Delphi, Achates Power, Tap $9M Grant to Develop Innovative Fuel-efficient Engine

2080

Achates Power, a developer of fuel-efficient engines with operations in Farmington Hills, in collaboration with Auburn Hills-based Delphi Automotive and Argonne National Laboratory, were awarded $9 million by the U.S. Department of Energy to develop a gasoline engine that could yield fuel efficiency gains of more than 50 percent compared to turbocharged direct injection gasoline engines.

"Our opposed-piston, gasoline compression ignition engine will dramatically reduce petroleum consumption and carbon dioxide emissions, while meeting current and future mandates for low criteria emissions in cost effective, high-volume products that consumers will love driving," says David Johnson, president and CEO of Achates Power.

Johnson says Achates Power, Argonne, and Delphi expect to spend a total of $13 million on the program. He says the three-year effort will result in the creation of a 3-cylinder, 3-liter opposed-piston, gasoline compression ignition engine that’s applicable to large passenger vehicles, pickup trucks, SUVs, and minivans. Johnson says the technology is adaptable to 2- and 4-cylinder engines that can be used in SUVs and mid-size cars.

Gasoline compression ignition uses high cylinder temperatures and pressures to spontaneously combust gasoline fuel without requiring spark plugs.

Johnson says Achates Power has developed an opposed-piston engine that has a two-stroke design.
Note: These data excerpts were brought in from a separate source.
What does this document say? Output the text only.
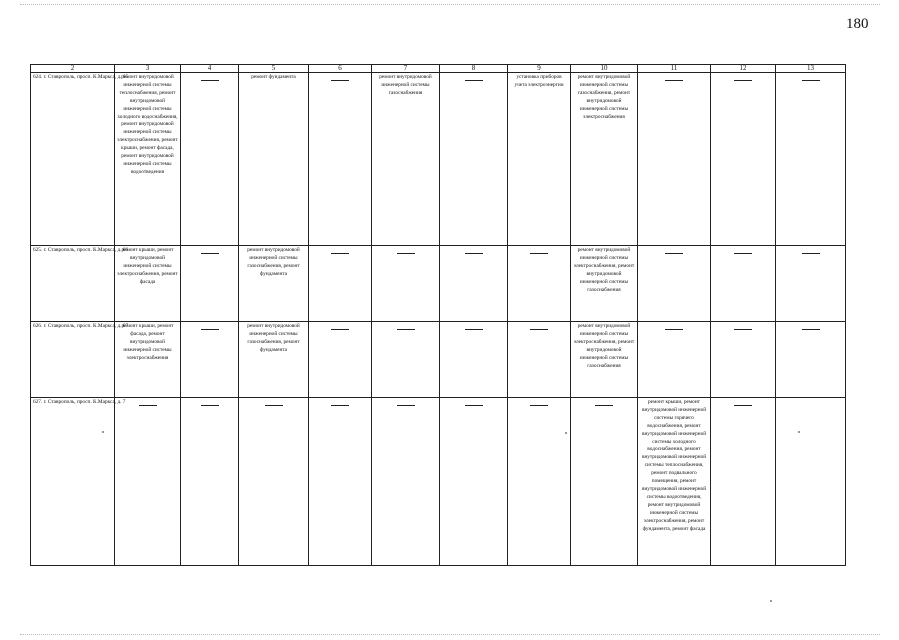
180
2	3	4	5	6	7	8	9	10	11	12	13
624. г. Ставрополь, просп. К.Маркса, д. 65	ремонт внутридомовой инженерной системы теплоснабжения, ремонт внутридомовой инженерной системы холодного водоснабжения, ремонт внутридомовой инженерной системы электроснабжения, ремонт крыши, ремонт фасада, ремонт внутридомовой инженерной системы водоотведения		ремонт фундамента		ремонт внутридомовой инженерной системы газоснабжения		установка приборов учета электроэнергии	ремонт внутридомовой инженерной системы газоснабжения, ремонт внутридомовой инженерной системы электроснабжения	

625. г. Ставрополь, просп. К.Маркса, д. 66	ремонт крыши, ремонт внутридомовой инженерной системы электроснабжения, ремонт фасада		ремонт внутридомовой инженерной системы газоснабжения, ремонт фундамента					ремонт внутридомовой инженерной системы электроснабжения, ремонт внутридомовой инженерной системы газоснабжения	

626. г. Ставрополь, просп. К.Маркса, д. 67	ремонт крыши, ремонт фасада, ремонт внутридомовой инженерной системы электроснабжения		ремонт внутридомовой инженерной системы газоснабжения, ремонт фундамента					ремонт внутридомовой инженерной системы электроснабжения, ремонт внутридомовой инженерной системы газоснабжения	

627. г. Ставрополь, просп. К.Маркса, д. 7									ремонт крыши, ремонт внутридомовой инженерной системы горячего водоснабжения, ремонт внутридомовой инженерной системы холодного водоснабжения, ремонт внутридомовой инженерной системы теплоснабжения, ремонт подвального помещения, ремонт внутридомовой инженерной системы водоотведения, ремонт внутридомовой инженерной системы электроснабжения, ремонт фундамента, ремонт фасада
Delphi has also developed a gasoline direct injection compression ignition, and Argonne National Laboratory, a science and engineering research center in Illinois, has been developing gasoline compression in a series of conventional development engines.

"Argonne and Delphi have already shown on conventional four-stroke engines that…gasoline compression ignition provides diesel–like efficiencies, in a gasoline engine, without typical diesel engine and after treatment cost penalties," Johnson says.